[R-sig-ME] Mixed mutlinomial regression for count data with overdisperion & zero-inflation

Tue May 17 00:41:04 CEST 2016

Stéphanie Périquet <stephanie.periquet at ...> writes:

> 
> Dear list members,
> 
> First sorry for this very long first post …

  That's OK.  I'm only going to answer part of it, because it's long.
> 
> I am looking for advises to fit a mixed multinomial regression on count
> data that are overdispersed and zero-inflated. My question is to evaluate
> the effect of season and moonlight on diet composition of bat-eared foxes.
> My dataset is composed of 14 possible prey item, 20 individual foxes
> observed, 4 seasons and a moon illumination index ranging from 0 to 1 by
> 0.1 implements (considered as a continuous variable even if takes only 11
> values). For each unique combination of individual*season*moon, I thus has
> 14 lines, one for the count of each prey item.
> 
> From what I gathered, it would be possible to use 
> a standard glmm model of
> the following form to answer my question (ie a multinomial regression):
> 
> glmer(count~item+item:season+item:moon+offset(logduration)+
> (1+indiv)+(1|obs)+
> (1|id), family=poisson)

  Yes, but I don't know if this will account for the possible dependence
*among* prey types.

> 
> where count is the number of prey of a given type recorded eaten;
> 
> item is the prey type;
> 
> logduration is the log(total time observed for a given combination of
> individual*season*moon);
> 
> obs is a unique id for each combination of individual*season*moon, 
> so each
> obs value regroups 14 lines (one for each prey item) with the same
> individual*season*moon;
> 
> id is a unique id for each line to account for overdispersion (as
> quasi-poisson or negative binomial distributions are not implemented in
> lme4, Elston et al. 2001).

   Seems about right.
   There is glmer.nb now, but you might not want it; it tends to
be slower and more fragile, and you'd still have to deal with
zero-inflation.

> However, they are a lot of zeros in my data i.e. lot of prey items has
> never been observed being eaten for mane combinations of
> individual*season*moon.

  That doesn't *necessarily* mean you need zero-inflation. Large 
numbers of zeros might just reflect low probabilities, not ZI per se.

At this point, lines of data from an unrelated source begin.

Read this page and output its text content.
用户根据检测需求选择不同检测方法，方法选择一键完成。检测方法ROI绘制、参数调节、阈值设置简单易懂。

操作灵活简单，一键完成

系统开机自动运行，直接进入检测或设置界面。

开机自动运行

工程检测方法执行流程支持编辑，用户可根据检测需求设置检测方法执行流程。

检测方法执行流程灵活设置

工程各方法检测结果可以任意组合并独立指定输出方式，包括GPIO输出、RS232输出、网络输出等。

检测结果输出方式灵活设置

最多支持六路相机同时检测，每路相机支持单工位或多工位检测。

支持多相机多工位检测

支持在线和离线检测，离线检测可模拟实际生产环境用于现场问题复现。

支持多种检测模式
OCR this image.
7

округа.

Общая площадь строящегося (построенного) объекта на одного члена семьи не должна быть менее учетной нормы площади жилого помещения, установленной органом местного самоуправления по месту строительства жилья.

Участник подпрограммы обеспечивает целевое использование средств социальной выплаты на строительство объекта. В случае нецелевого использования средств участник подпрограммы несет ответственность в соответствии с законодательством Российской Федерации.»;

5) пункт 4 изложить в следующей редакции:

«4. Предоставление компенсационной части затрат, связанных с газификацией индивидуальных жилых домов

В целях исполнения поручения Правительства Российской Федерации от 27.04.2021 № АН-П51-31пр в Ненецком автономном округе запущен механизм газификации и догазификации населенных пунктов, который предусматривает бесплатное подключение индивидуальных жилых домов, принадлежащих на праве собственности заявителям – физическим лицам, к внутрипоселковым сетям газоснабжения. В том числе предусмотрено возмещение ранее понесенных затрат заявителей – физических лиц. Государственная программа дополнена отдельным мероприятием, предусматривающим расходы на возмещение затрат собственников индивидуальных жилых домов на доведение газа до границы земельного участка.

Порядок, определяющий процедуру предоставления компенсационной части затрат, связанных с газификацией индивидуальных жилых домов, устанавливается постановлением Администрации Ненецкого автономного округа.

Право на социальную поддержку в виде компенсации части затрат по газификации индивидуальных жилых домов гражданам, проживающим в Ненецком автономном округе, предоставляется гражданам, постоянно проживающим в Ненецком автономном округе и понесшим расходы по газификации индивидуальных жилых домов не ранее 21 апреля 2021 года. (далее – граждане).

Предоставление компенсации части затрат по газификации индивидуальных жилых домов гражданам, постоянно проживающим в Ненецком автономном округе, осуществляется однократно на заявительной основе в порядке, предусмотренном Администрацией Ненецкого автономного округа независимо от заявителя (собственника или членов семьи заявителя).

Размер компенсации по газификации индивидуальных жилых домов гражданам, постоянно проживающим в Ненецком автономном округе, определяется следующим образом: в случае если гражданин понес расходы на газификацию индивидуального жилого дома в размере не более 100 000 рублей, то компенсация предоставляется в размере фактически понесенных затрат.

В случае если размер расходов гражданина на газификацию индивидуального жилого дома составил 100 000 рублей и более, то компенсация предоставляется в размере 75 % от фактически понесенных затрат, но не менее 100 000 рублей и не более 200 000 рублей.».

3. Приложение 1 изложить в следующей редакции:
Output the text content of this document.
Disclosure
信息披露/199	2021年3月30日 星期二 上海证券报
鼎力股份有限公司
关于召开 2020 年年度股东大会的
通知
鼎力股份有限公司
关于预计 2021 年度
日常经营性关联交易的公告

> Following Ben Bolker wiki (http://glmm.wikidot.com/faq) I summarize that I
> should use of the following methods to answer my question
> 
>    - ·      glmmADMB, with family=nbinom
>    - ·      MCMCglmm, with family=zipoisson
>    - ·      "expectation-maximization (EM) algorithm" in lme4

  Note there's a marginally newer version at 
https://rawgit.com/bbolker/mixedmodels-misc/master/glmmFAQ.html

  Another, newer choice is glmmTMB (available on Github) with
family="nbinom2"

> Here come the questions:

> 1.  1. Is it correct to assume that I could use the same model
> structure
> (count~item+item:season+item:moon+offset(logduration)+(1+indiv)+(1|obs))
> in glmmADMB or MCMCglmm to answer my question ?

  glmmADMB or glmmTMB, yes: I'm not sure about MCMCglmm

> 2.   I then wouldn't need the (1|id) to correct for overdispersion as both
> methods would already account for it, correct?

   That's right, I think.

> 3.   I am totally new to MCMCglmm, so  ...

  I'm going to let Jarrod Hadfield, or someone else, answer this one.
> 
> 4.     4.  If I were to use the EM algorithm method, 
> how should the results
> be interpreted?

  The result is composed of two models -- a 'binary' (structural zero vs
non-structural zero) and a 'conditional' (count) part.